March 02, 1994|By Mary Gail Hare | Mary Gail Hare,Sun Staff Writer

Want to know what it's like to walk on painful feet?

Dump a cup of uncooked rice into your shoes.

As you tread gingerly on the grains, you will sense the discomfort that an elderly walker feels with each footstep.

"My feet don't hurt enough," said Jim Rogers as he tested the theory. "You have to encourage them."

Mr. Rogers, who at 65 is caring for his 86-year-old mother, enrolled in a six-session course for those caring for elderly family members. Sponsored by the Bureau of Aging, the course -- "Too Much to Do, Too Little Time, Not Enough Me" -- will deal with health, housing and legal issues facing the elderly and their care-givers.

Sharon Baker, supervisor of client services at the Bureau of Aging, laughed at Mr. Rogers' discomfort and said, "Just be glad we didn't use pea seeds."

Like others in the class, Mr. Rogers has discovered that longevity carries a price that the next generation often bears. He is looking for help.

"We have bouts of cabin fever when I can't get away from her long enough and she can't get away from me at all," Mr. Rogers said of his days caring for his mother at their home in Westminster. "I thought I would start here for some direction."

The first of the two-hour classes last week dealt with the physiology of aging. The class walked on rice, took an unfair hearing test and tried on glasses altered with soap, tape or spots to simulate sight problems common to the elderly.

With fingers taped together, participants tried to write their names or comb their hair. They found heavy vinyl gloves and threading a needle don't go hand in hand.

"Remember how frustrated you are and imagine if you dealt with these problems constantly," Ms. Baker said.

Only 5 percent of the elderly live in nursing homes, she said. About 75 percent of those who need care are living with relatives.

"Often our roles with our parents are reversed," said Ann Allen, bureau coordinator of senior information and assistance.

Care-givers need "a sense of humor and a sense of faith" as they develop an understanding of the problems that affect the elderly, Ms. Baker said.

"Aging is not a disease, but diseases appear more often in older people," she said. "Although practical judgment and creativity often increase, senses decline as the body ages."

Many of those diseases and deprivations contribute to the paranoia, frustration, isolation and grouchiness of the elderly, she said.

"If you become hard of hearing, you might think people are talking about you constantly," she said. "Simple tasks become complicated with many steps for a person experiencing memory loss."

Ms. Baker listed the "mind-boggling" demographics of aging. Census figures say that by 2030 more Americans will be over 65 than under 5. Alzheimer's disease, which destroys the memory, now affects 10 percent of those over 65 and 47 percent of those over 85.

Ms.
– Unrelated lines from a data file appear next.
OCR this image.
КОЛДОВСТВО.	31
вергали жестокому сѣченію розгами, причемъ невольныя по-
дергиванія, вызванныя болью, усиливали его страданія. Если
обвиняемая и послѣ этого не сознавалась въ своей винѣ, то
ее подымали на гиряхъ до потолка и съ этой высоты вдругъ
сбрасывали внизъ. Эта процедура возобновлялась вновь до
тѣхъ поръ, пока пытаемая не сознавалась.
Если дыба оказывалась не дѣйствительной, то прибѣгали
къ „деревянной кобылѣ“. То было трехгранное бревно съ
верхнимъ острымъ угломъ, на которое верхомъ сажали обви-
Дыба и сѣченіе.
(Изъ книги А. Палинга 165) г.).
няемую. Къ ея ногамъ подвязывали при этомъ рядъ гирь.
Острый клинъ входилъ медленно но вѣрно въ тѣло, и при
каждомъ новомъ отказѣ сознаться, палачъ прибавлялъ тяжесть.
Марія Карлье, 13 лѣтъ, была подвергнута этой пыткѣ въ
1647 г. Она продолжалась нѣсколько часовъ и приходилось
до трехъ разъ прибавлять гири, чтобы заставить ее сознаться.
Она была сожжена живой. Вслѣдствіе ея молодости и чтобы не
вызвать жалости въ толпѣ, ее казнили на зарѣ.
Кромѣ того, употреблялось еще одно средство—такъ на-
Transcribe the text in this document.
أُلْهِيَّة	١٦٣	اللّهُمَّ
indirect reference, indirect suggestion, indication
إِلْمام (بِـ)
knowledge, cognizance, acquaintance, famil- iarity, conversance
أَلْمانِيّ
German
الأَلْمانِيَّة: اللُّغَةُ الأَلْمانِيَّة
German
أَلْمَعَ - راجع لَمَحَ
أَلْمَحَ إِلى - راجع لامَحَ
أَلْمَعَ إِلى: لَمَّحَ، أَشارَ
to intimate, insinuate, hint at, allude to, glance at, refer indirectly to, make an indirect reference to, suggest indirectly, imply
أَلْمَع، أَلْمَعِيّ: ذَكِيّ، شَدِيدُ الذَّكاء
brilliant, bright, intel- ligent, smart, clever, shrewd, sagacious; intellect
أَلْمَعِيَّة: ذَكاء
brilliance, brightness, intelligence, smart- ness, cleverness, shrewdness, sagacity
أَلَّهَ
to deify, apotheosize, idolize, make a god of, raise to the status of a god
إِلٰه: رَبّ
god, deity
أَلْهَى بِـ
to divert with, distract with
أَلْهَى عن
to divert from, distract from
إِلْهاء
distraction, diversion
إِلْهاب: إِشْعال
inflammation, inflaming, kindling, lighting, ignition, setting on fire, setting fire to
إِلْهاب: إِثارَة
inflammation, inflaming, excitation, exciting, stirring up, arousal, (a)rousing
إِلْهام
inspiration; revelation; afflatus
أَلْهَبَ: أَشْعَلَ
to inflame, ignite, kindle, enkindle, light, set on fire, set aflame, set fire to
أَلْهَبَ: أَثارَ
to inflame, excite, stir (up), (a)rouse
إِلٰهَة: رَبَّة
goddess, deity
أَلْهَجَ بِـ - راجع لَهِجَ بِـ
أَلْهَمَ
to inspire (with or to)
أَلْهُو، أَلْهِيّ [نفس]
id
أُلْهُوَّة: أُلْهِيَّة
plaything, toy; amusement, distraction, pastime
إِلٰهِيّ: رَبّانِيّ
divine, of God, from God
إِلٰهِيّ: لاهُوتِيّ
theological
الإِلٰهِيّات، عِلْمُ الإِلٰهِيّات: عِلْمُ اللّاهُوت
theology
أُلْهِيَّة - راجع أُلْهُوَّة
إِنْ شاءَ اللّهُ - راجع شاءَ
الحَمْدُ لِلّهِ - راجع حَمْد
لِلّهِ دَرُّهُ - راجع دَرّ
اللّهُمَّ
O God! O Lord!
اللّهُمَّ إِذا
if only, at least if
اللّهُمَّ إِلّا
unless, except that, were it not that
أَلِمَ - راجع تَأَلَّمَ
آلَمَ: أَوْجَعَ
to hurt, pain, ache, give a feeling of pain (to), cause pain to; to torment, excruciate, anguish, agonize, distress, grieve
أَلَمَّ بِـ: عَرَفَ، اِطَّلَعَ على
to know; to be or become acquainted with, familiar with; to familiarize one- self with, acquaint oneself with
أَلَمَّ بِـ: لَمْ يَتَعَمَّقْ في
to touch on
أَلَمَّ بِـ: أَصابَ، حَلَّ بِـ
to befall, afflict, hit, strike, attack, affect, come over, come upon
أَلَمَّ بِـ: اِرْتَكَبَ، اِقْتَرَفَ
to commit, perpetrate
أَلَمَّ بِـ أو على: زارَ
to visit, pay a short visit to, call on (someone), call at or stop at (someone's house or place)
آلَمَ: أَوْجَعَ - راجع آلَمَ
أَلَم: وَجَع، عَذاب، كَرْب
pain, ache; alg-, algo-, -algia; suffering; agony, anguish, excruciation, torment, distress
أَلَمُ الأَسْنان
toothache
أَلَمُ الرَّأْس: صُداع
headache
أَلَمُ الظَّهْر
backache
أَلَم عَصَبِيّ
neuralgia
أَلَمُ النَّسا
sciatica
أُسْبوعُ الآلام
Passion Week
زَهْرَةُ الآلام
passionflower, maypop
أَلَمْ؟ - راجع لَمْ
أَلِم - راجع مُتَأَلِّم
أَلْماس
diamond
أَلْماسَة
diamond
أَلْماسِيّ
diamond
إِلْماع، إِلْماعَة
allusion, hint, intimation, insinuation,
Baker also discussed the subtleties of ageism and tried to defuse bias against the elderly.

"Age doesn't change how a person thinks and feels," she said. "Universal feelings remain even in a state of confusion."

Pat Kidd, who is caring for her 88-year-old mother, enrolled in the course to learn more about the aging process.

"I want to learn what I can do to help my mother," said Ms. Kidd, who lives in Millers. "I am learning from Mom, but it is hard watching her struggle. I accept her infirmities, but I wonder what I am supposed to do and what restrictions I need to place on her."

Lucy Thomas of Sykesville said she is taking the course to "get a better understanding of what it means to be a care-giver."

Ms. Baker said care-givers should not hesitate to ask for help. "Ask for help and be specific about what you need," she said. "Many resources are available, including adult day care, but there is no perfect answer."

Future classes will deal with legal matters, Medicare and health insurance, housing alternatives, grief and lifestyle changes.